This M.Y. answer discusses the various opinions of whether one can daven Mincha and follow it with Ma'ariv immediately afterwards when one began mincha after plag. (Note that this wasn't the subject of my question, itself, there.)
Part of the answer cites O.C. 233:1
הגה: וּלְדִידָן בִּמְדִינוֹת אֵלּוּ שֶׁנּוֹהֲגִין לְהִתְפַּלֵּל עַרְבִית מִפְּלַג הַמִּנְחָה, אֵין לוֹ לְהִתְפַּלֵּל מִנְחָה אַחַר כָּךְ; וּבְדִיעֲבַד אוֹ בִּשְׁעַת הַדַּחַק, יָצָא אִם מִתְפַּלֵּל מִנְחָה עַד הַלַּיְלָה, דְּהַיְנוּ צֵאת הַכּוֹכָבִים (בֵּית יוֹסֵף בְּשֵׁם אֹהֶל מוֹעֵד וְרַשְׁבָּ''א).
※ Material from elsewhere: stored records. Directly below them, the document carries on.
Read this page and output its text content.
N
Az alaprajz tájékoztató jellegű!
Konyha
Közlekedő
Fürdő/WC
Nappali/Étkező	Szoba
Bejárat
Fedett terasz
It says that in "emergency situations" if one davened Mincha after plag, and followed it immediately with Ma'ariv before tzet hokachavim, this is fine.
Would this scenario be considered "She'at Hadhcak"?
In my shul, we have trouble getting a minyan (sound all too familiar?) We prefer to daven Mincha before plag and follow it with Ma'ariv (an opinion expressed as "common practice" in O.C. paragraph mentioned). But often, we have 7 people, and the Gabbai calls or "what's-apps" (is that really a valid verb??) people to come to shul to help form the minyan. By the time we get the minyan, it is after plag, so we're following the other opinion that allows davening mincha after plag is over until night time.
Generally, in such cases, according to O.C., when one davens mincha after plag, he must wait until the stars emerge before davening Ma'ariv. However, those that came early will defect and leave the shul because the late-comers made them wait, unnecessarily.
In short, would not having a minyan for Ma'ariv qualify under the condition of She'at Hadchak, or would everyone be forced to wait until the stars emerge?